‘Love, Gilda’ Review: Gilda Radner Doc Is a Clips Montage With Benefits

It’s the Gilda Radner grin that really gets you — always radiant, sometimes childishly goofy, occasionally maniacal. You see it a lot in Love, Gilda, the documentary on the late Saturday Night Live star. There it is, in snapshots of her as chubby kid in Detroit and as a teenager at the all-girls school where she discovered theater. It shows up in her early days at Toronto — she followed a sculptor who she was in love with there — when she fell in with the Second City crowd, and her first move to New York, where she joined the National Lampoon troupe. In old footage, it’s lighting up Studio 8H at 30 Rockefeller and the theater on Broadway where she staged her one-woman show. Watch it beam out of pictures of Radner cuddled next to her second husband Gene Wilder. And she’s deploying that same come-on-get-happy look in post-chemotherapy shots, looking wan but still showing her pearly whites for the camera, as she dealt with cancer in the last few years of her life.

The chance to spend more time with Gilda and that infectious ear-to-ear smile is the main reason to check out Lisa D’Apolito’s portrait of the woman who was the first lady of SNL; it’s best to think of this frustratingly superficial, often stock doc as a clips montage with benefits. Yes, you get audio of Radner narrating her career highs and personal lows via recordings of her autobiography It’s Always Something. Famous fans like Amy Poehler, Bill Hader and Melissa McCarthy read portions of her diary aloud, while old collaborators like Martin Short, Paul Shaffer and Alan Zweibel attest to her kindness, her brilliance, her insecurities. Comedy nerds will swoon over snippets of the legendary 1972 production of Godspell that incubated a who’s who of future funny-business greats and the behind-the-scenes Lampoon radio hour recordings. If you ever needed a reminder of how groundbreaking and gut-busting her tenure was on Saturday Night Live, there are enough reprises of her famous characters and sketches to jostle your memory. Here was someone who thrived in the hothouse, let’s-put-on-a-show environment that nurtured the original Not Ready for Primetime Players, a stage where she could match John Belushi’s “kamikaze comedy” beat for gonzo beat or quietly break your heart.

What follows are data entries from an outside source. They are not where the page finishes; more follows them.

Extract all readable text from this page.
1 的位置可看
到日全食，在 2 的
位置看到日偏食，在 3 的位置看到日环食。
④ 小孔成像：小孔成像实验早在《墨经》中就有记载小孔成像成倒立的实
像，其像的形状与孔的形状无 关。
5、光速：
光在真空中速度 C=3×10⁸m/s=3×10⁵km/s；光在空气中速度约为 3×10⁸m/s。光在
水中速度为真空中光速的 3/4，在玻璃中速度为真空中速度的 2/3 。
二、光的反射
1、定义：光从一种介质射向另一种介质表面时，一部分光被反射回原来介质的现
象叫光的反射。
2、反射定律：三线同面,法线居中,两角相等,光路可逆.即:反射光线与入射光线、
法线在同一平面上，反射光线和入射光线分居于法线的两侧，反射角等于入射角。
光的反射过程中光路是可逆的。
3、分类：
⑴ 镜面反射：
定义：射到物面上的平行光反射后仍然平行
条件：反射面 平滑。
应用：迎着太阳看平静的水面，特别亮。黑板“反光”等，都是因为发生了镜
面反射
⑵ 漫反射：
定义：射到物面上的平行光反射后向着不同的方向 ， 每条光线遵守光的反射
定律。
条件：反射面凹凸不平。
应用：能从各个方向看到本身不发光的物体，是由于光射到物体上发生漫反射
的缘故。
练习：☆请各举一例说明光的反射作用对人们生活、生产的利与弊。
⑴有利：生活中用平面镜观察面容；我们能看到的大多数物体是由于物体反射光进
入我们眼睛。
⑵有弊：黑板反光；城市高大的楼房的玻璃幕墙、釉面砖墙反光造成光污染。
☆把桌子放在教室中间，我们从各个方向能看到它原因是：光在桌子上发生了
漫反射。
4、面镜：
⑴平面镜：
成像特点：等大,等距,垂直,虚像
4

In terms of both professional best-of moments and personal artifacts (home movies, old pics, those journals and cassette recordings), the filmmaker has a treasure trove at her fingertips; she just doesn’t seem to know how to shape much of it, or how to mine it for more than checkpoints and pop-psychological carping about comedy and pain. The tears-of-a-clown analysis is laid on in thick gloops, and while you can’t deny Radner used humor as a salve and a defense mechanism — funny is “saying the truth before the other guy does,” the star declares via voiceover; she also talks of slipping into character when she’s lonely — the approach simply reduces a complex artist to a case study. (The movie’s score, which runs the gamut from maudlin to generic whimsical, adds nothing but subtracts a lot of good will.) Even with what feels like an all-access pass, Love, Gilda feels as if it’s barely caressed the surface, much less scratched it. You’ll laugh, you’ll cry. You’ll leave still loving Gilda. The movie, not so much.